To list all atoms of residues and not just some atoms from each residue
within cutoff modify the selection

"protein and within 4 of resname UNK"

by including "same ? as"

see here for details.

https://www.ks.uiuc.edu/Research/vmd/vmd-1.3/ug/node142.html

> However, I noticed that the PDB files generated by VMD typically lists the
> protein atoms first and then the ligand atoms.
>

the input PDB that you give VMD has protein first and ligand listed later.
The output, I assume, is based on the index, if the index value of ligand
was earlier than the index value of protein, the output file will have the
arrangement you are looking for.

> Is there a way to generate a PDB file that lists the ligand atoms first,
> and then the protein atoms?
> What can I modify to my TCL script to accomplish this?
>

1. you can use "get" on your resname UNK selection to first get the index
values of all atoms in the resname UNK.
2. you can then use "get" on your binding pocket selection to get the index
values of all amino acid atoms in your selection.
3. Then use tcl commands to modify the list of index values obtained in
both cases such that the UNK atoms have index values smaller than protein
atoms.
4. You can then use "set" and a for loop to update the index values in
your selections to the values you have just calculated in the step 3.

Then write out.

This is how I would consider doing it, although I don't understand why you
would want to do this in the first place?

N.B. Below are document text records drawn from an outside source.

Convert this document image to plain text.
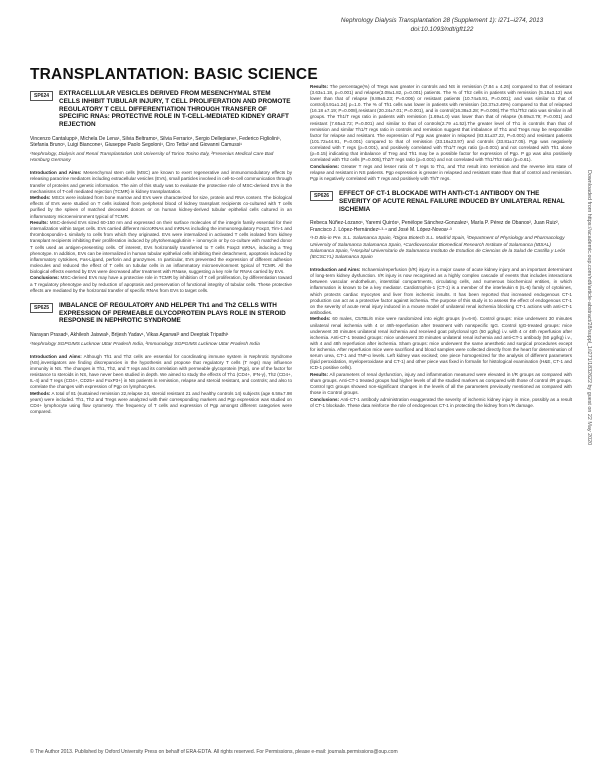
Nephrology Dialysis Transplantation 28 (Supplement 1): i271–i274, 2013
doi:10.1093/ndt/gft122
TRANSPLANTATION: BASIC SCIENCE
SP624	EXTRACELLULAR VESICLES DERIVED FROM MESENCHYMAL STEM CELLS INHIBIT TUBULAR INJURY, T CELL PROLIFERATION AND PROMOTE REGULATORY T CELL DIFFERENTIATION THROUGH TRANSFER OF SPECIFIC RNAs: PROTECTIVE ROLE IN T-CELL-MEDIATED KIDNEY GRAFT REJECTION

Vincenzo Cantaluppi¹, Michela De Lena¹, Silvia Beltramo¹, Silvia Ferrario¹, Sergio Dellepiane¹, Federico Figliolini¹, Stefania Bruno¹, Luigi Biancone¹, Giuseppe Paolo Segoloni¹, Ciro Tetta² and Giovanni Camussi¹

¹Nephrology, Dialysis and Renal Transplantation Unit University of Torino Torino Italy, ²Fresenius Medical Care Bad Homburg Germany

Introduction and Aims: Mesenchymal stem cells (MSC) are known to exert regenerative and immunomodulatory effects by releasing paracrine mediators including extracellular vesicles (EVs), small particles involved in cell-to-cell communication through transfer of proteins and genetic information. The aim of this study was to evaluate the protective role of MSC-derived EVs in the mechanisms of T-cell mediated rejection (TCMR) in kidney transplantation.

Methods: MSCs were isolated from bone marrow and EVs were characterized for size, protein and RNA content. The biological effects of EVs were studied on T cells isolated from peripheral blood of kidney transplant recipients co-cultured with T cells purified by the spleen of matched deceased donors or on human kidney-derived tubular epithelial cells cultured in an inflammatory microenvironment typical of TCMR.

Results: MSC-derived EVs sized 60-150 nm and expressed on their surface molecules of the integrin family essential for their internalization within target cells. EVs carried different microRNAs and mRNAs including the immunoregulatory Foxp3, Tim-1 and thrombospondin-1 similarly to cells from which they originated. EVs were internalized in activated T cells isolated from kidney transplant recipients inhibiting their proliferation induced by phytohemagglutinin + ionomycin or by co-culture with matched donor T cells used as antigen-presenting cells. Of interest, EVs horizontally transferred to T cells Foxp3 mRNA, inducing a Treg phenotype. In addition, EVs can be internalized in human tubular epithelial cells inhibiting their detachment, apoptosis induced by inflammatory cytokines, Fas-Ligand, perforin and granzymes. In particular, EVs prevented the expression of different adhesion molecules and reduced the effect of T cells on tubular cells in an inflammatory microenvironment typical of TCMR. All the biological effects exerted by EVs were decreased after treatment with RNase, suggesting a key role for RNAs carried by EVs.

Conclusions: MSC-derived EVs may have a protective role in TCMR by inhibition of T cell proliferation, by differentiation toward a T regulatory phenotype and by reduction of apoptosis and preservation of functional integrity of tubular cells. These protective effects are mediated by the horizontal transfer of specific RNAs from EVs to target cells.

SP625	IMBALANCE OF REGULATORY AND HELPER Th1 and Th2 CELLS WITH EXPRESSION OF PERMEABLE GLYCOPROTEIN PLAYS ROLE IN STEROID RESPONSE IN NEPHROTIC SYNDROME

Narayan Prasad¹, Akhilesh Jaiswal¹, Brijesh Yadav¹, Vikas Agarwal² and Deeptak Tripathi¹

¹Nephrology SGPGIMS Lucknow Uttar Pradesh India, ²Immunology SGPGIMS Lucknow Uttar Pradesh India

Introduction and Aims: Although Th1 and Th2 cells are essential for coordinating immune system in Nephrotic Syndrome (NS),investigators are finding discrepancies in the hypothesis and propose that regulatory T cells (T regs) may influence immunity in NS. The changes in Th1, Th2, and T regs and its correlation with permeable glycoprotein (Pgp), one of the factor for resistance to steroids in NS, have never been studied in depth. We aimed to study the effects of Th1 (CD4+, IFN-γ), Th2 (CD4+, IL-4) and T regs (CD4+, CD25+ and FoxP3+) in NS patients in remission, relapse and steroid resistant, and controls; and also to correlate the changes with expression of Pgp on lymphocytes.

Methods: A total of 81 (sustained remission 22,relapse 24, steroid resistant 21 and healthy controls 14) subjects (age 6.58±7.98 years) were included. Th1, Th2 and Tregs were analyzed with their corresponding markers and Pgp expression was studied on CD4+ lymphocyte using flow cytometry. The frequency of T cells and expression of Pgp amongst different categories were compared.

Results: The percentage(%) of Tregs was greater in controls and NS in remission (7.84 ± 4.26) compared to that of resistant (3.63±1.18, p=0.001) and relapse(3.08±1.82, p=0.001) patients. The % of Th2 cells in patients with remission (5.18±3.12) was lower than that of relapse (9.89±5.23; P=0.006) or resistant patients (10.74±5.91, P=0.001); and was similar to that of control(4.91±1.24) p=1.0. The % of Th1 cells was lower in patients with remission (10.37±3.49%) compared to that of relapsed (16.18 ±7.19; P=0.008),resistant (20.24±7.01; P=0.001), and in control(16.38±3.28; P=0.006).The Th1/Th2 ratio was similar in all groups. The Th1/T regs ratio in patients with remission (1.69±1.0) was lower than that of relapse (6.69±3.79; P=0.001) and resistant (7.65±3.72; P=0.001) and similar to that of controls(2.79 ±1.52).The greater level of Th1 in controls than that of remission and similar Th1/T regs ratio in controls and remission suggest that imbalance of Th1 and Tregs may be responsible factor for relapse and resistant. The expression of Pgp was greater in relapsed (83.51±37.22, P=0.001) and resistant patients (101.72±44.91, P=0.001) compared to that of remission (33.16±23.97) and controls (33.81±17.05). Pgp was negatively correlated with T regs (p=0.001), and positively correlated with Th1/T regs ratio (p=0.001) and not correlated with Th1 alone (p=0.15) indicating that imbalance of Treg and Th1 may be a possible factor for expression of Pgp. P gp was also positively correlated with Th2 cells (P=0.005),Th2/T regs ratio (p=0.001) and not correlated with Th1/Th2 ratio (p=0.61).

Conclusions: Greater T regs and lesser ratio of T regs to Th1, and Th2 result into remission and the reverse into state of relapse and resistant in NS patients. Pgp expression is greater in relapsed and resistant state than that of control and remission. Pgp is negatively correlated with T regs and positively with Th/T regs.

SP626	EFFECT OF CT-1 BLOCKADE WITH ANTI-CT-1 ANTIBODY ON THE SEVERITY OF ACUTE RENAL FAILURE INDUCED BY UNILATERAL RENAL ISCHEMIA

Rebeca Núñez-Lozano¹, Yaremi Quirós¹, Penélope Sánchez-Gonzalez¹, María P. Pérez de Obanos², Juan Ruiz², Francisco J. López-Hernández¹·³·⁴ and José M. López-Novoa¹·³

¹I-D Bio-in Pre. S.L. Salamanca Spain, ²Digna Biotech S.L. Madrid Spain, ³Department of Physiology and Pharmacology University of Salamanca Salamanca Spain, ⁴Cardiovascular Biomedical Research Institute of Salamanca (IBSAL) Salamanca Spain, ⁵Hospital Universitario de Salamanca Instituto de Estudios de Ciencias de la Salud de Castilla y León (IECSCYL) Salamanca Spain

Introduction and Aims: Ischaemia/reperfusion (I/R) injury is a major cause of acute kidney injury and an important determinant of long-term kidney dysfunction. I/R injury is now recognised as a highly complex cascade of events that includes interactions between vascular endothelium, interstitial compartments, circulating cells, and numerous biochemical entities, in which inflammation is known to be a key mediator. Cardiotrophin-1 (CT-1) is a member of the interleukin 6 (IL-6) family of cytokines, which protects cardiac myocytes and liver from ischemic insults. It has been reported that increased endogenous CT-1 production can act as a protective factor against ischemia. The purpose of this study is to assess the effect of endogenous CT-1 on the severity of acute renal injury induced in a mouse model of unilateral renal ischemia blocking CT-1 actions with anti-CT-1 antibodies.

Methods: 60 males, C57BL/6 mice were randomized into eight groups (n=6-8). Control groups: mice underwent 30 minutes unilateral renal ischemia with 4 or 48h-reperfusion after treatment with nonspecific IgG. Control IgG-treated groups: mice underwent 30 minutes unilateral renal ischemia and received goat polyclonal IgG (50 μg/kg) i.v. with 4 or 48h reperfusion after ischemia. Anti-CT-1 treated groups: mice underwent 30 minutes unilateral renal ischemia and anti-CT-1 antibody (50 μg/kg) i.v., with 4 and 48h reperfusion after ischemia. Sham groups: mice underwent the same anesthetic and surgical procedures except for ischemia. After reperfusion mice were sacrificed and blood samples were collected directly from the heart for determination of serum urea, CT-1 and TNF-α levels. Left kidney was excised; one piece homogenized for the analysis of different parameters (lipid peroxidation, myeloperoxidase and CT-1) and other piece was fixed in formalin for histological examination (H&E, CT-1 and ICD-1 positive cells).

Results: All parameters of renal dysfunction, injury and inflammation measured were elevated in I/R groups as compared with sham groups. Anti-CT-1 treated groups had higher levels of all the studied markers as compared with those of control I/R groups. Control IgG groups showed non-significant changes in the levels of all the parameters previously mentioned as compared with those in Control groups.

Conclusions: Anti-CT-1 antibody administration exaggerated the severity of ischemic kidney injury in mice, possibly as a result of CT-1 blockade. These data reinforce the role of endogenous CT-1 in protecting the kidney from I/R damage.	Downloaded from https://academic.oup.com/ndt/article-abstract/28/suppl_1/i271/1832622 by guest on 22 May 2020
© The Author 2013. Published by Oxford University Press on behalf of ERA-EDTA. All rights reserved. For Permissions, please e-mail: journals.permissions@oup.com
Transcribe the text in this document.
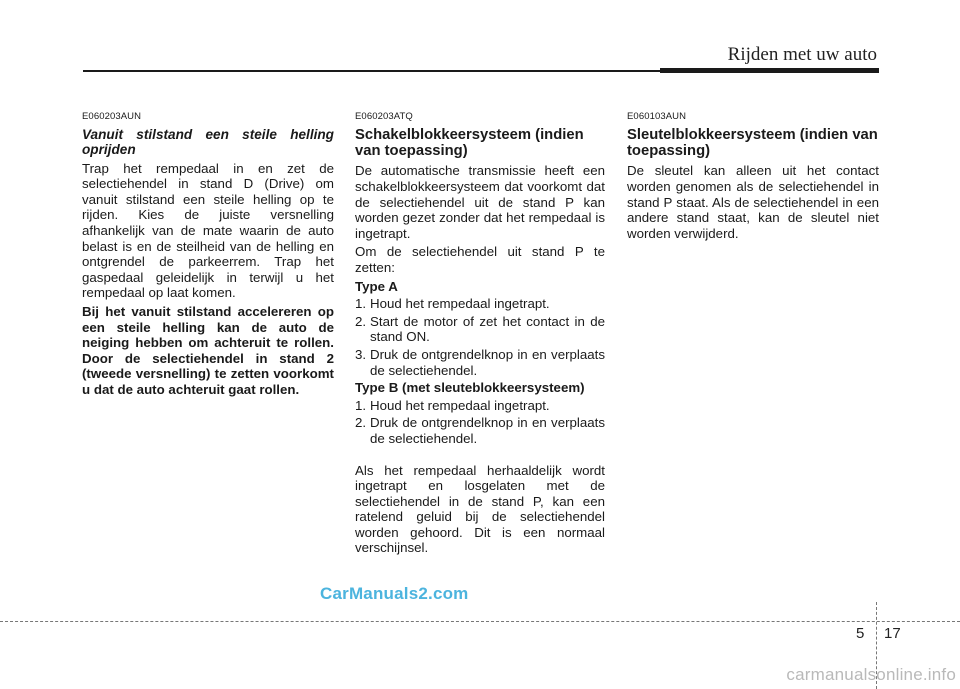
Rijden met uw auto
E060203AUN
Vanuit stilstand een steile helling oprijden

Trap het rempedaal in en zet de selectiehendel in stand D (Drive) om vanuit stilstand een steile helling op te rijden. Kies de juiste versnelling afhankelijk van de mate waarin de auto belast is en de steilheid van de helling en ontgrendel de parkeerrem. Trap het gaspedaal geleidelijk in terwijl u het rempedaal op laat komen.

Bij het vanuit stilstand accelereren op een steile helling kan de auto de neiging hebben om achteruit te rollen. Door de selectiehendel in stand 2 (tweede versnelling) te zetten voorkomt u dat de auto achteruit gaat rollen.

E060203ATQ
Schakelblokkeersysteem (indien van toepassing)

De automatische transmissie heeft een schakelblokkeersysteem dat voorkomt dat de selectiehendel uit de stand P kan worden gezet zonder dat het rempedaal is ingetrapt.

Om de selectiehendel uit stand P te zetten:

Type A
1. Houd het rempedaal ingetrapt.
2. Start de motor of zet het contact in de stand ON.
3. Druk de ontgrendelknop in en verplaats de selectiehendel.
Type B (met sleuteblokkeersysteem)
1. Houd het rempedaal ingetrapt.
2. Druk de ontgrendelknop in en verplaats de selectiehendel.

Als het rempedaal herhaaldelijk wordt ingetrapt en losgelaten met de selectiehendel in de stand P, kan een ratelend geluid bij de selectiehendel worden gehoord. Dit is een normaal verschijnsel.

E060103AUN
Sleutelblokkeersysteem (indien van toepassing)

De sleutel kan alleen uit het contact worden genomen als de selectiehendel in stand P staat. Als de selectiehendel in een andere stand staat, kan de sleutel niet worden verwijderd.

CarManuals2.com
5 17
carmanualsonline.info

Also note that there is an underlying assumption in your code that there is
only 1 residue named UNK. You may get a scenario where there are two or
more UNK in different places around the protein, in which case you will get
two or more distinct sets of binding pockets merged into one file with no
way to tell them apart, except maybe using the distance criterion again. To
avoid this, you should add the specific resid of the UNK to your selection
so that it selects only 1 UNK at a time in case more than 1 are present and
change the name of the output file according to reflect that.

Note: I haven't done this myself. This is just a guess. You can try this on
a small test case PDB with say 2 protein residues listed on top and then 1
ligand residue listed at the bottom and see if it works.